En este contexto, el uso de aceites esenciales representa una vía prometedora. Estos compuestos de origen vegetal han demostrado en diversos estudios propiedades antimicrobianas y antivirales, además de ser considerados alternativas más seguras y con menor impacto ambiental que los tratamientos químicos tradicionales.
La innovación de este proyecto radica en la modificación del aceite de menta de gato mediante un proceso de hidrogenación, que mejora su estabilidad y potencial actividad antiviral. Según los investigadores, este compuesto podría interferir directamente con el virus en el aire, reduciendo su capacidad de propagación dentro de las naves avícolas.
El sistema propuesto utiliza tecnología de “fogging” o nebulización, una técnica ya conocida en bioseguridad, pero que en este caso se aplicaría con un enfoque terapéutico más que preventivo. Al dispersar partículas finas del aceite modificado en el ambiente, se busca crear una barrera activa contra el virus, actuando en tiempo real sobre los aerosoles contaminados.
Los expertos implicados en el estudio subrayan que este enfoque podría suponer un cambio de paradigma en la gestión de enfermedades aviares. En lugar de centrarse únicamente en la vacunación o en medidas de contención tras la detección del virus, esta tecnología permitiría intervenir directamente en el entorno, reduciendo la carga viral antes de que se produzca la infección.
No obstante, el desarrollo aún se encuentra en fase experimental. Los ensayos deberán determinar no solo la eficacia real del compuesto frente a la HPAI, sino también su seguridad para las aves, los trabajadores y el propio entorno de producción. Además, será clave evaluar su viabilidad económica y su posible implementación a gran escala en la industria.
El interés por soluciones basadas en compuestos naturales no es casual. La presión regulatoria, el aumento de resistencias y la demanda de sistemas productivos más sostenibles están impulsando la búsqueda de alternativas a los productos químicos convencionales. En este escenario, los aceites esenciales —y sus derivados— están ganando protagonismo como herramientas versátiles en sanidad animal.

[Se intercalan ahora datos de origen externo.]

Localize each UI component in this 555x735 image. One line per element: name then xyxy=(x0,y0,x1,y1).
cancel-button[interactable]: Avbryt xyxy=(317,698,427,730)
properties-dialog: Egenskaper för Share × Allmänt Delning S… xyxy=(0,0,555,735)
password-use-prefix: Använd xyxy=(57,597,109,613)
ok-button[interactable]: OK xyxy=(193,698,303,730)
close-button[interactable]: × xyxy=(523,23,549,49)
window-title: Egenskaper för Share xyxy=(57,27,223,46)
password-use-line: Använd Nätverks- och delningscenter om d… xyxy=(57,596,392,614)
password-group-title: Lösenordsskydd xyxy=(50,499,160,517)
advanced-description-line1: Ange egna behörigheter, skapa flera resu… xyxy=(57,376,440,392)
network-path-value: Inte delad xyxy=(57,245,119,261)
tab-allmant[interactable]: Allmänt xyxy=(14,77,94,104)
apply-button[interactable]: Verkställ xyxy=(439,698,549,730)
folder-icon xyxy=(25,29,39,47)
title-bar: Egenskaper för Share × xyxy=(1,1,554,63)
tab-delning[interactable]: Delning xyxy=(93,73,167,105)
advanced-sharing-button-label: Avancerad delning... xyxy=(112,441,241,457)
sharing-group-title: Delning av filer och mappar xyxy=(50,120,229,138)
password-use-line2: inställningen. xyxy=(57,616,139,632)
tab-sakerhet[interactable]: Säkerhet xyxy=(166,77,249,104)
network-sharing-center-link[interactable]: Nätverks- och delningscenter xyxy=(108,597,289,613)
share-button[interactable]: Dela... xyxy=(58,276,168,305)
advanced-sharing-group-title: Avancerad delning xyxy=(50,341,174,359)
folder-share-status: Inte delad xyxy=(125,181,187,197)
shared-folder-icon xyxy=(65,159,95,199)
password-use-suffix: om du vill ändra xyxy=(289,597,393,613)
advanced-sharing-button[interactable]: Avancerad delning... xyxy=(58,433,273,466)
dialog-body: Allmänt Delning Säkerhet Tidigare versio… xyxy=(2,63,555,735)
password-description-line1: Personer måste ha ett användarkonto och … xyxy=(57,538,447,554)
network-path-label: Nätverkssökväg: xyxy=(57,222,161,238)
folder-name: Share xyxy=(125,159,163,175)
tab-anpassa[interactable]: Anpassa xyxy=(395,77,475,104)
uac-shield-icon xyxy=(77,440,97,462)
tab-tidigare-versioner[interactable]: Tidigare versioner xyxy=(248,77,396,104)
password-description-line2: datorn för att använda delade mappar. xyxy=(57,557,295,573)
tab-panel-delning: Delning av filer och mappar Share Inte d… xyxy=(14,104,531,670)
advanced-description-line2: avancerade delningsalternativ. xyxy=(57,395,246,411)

Si los resultados son positivos, el aceite de menta de gato modificado podría integrarse en los protocolos de bioseguridad de las granjas avícolas, complementando otras medidas como la ventilación, la desinfección o el control de accesos. Su aplicación no solo contribuiría a reducir la incidencia de brotes, sino también a minimizar el impacto económico y sanitario de una enfermedad que sigue siendo una amenaza global.
Por ahora, la comunidad científica y el sector avícola observan con cautela pero también con expectación el avance de esta investigación. En un contexto marcado por la necesidad de innovar y adaptarse, iniciativas como esta podrían marcar el camino hacia una nueva generación de soluciones frente a las enfermedades infecciosas en la producción animal.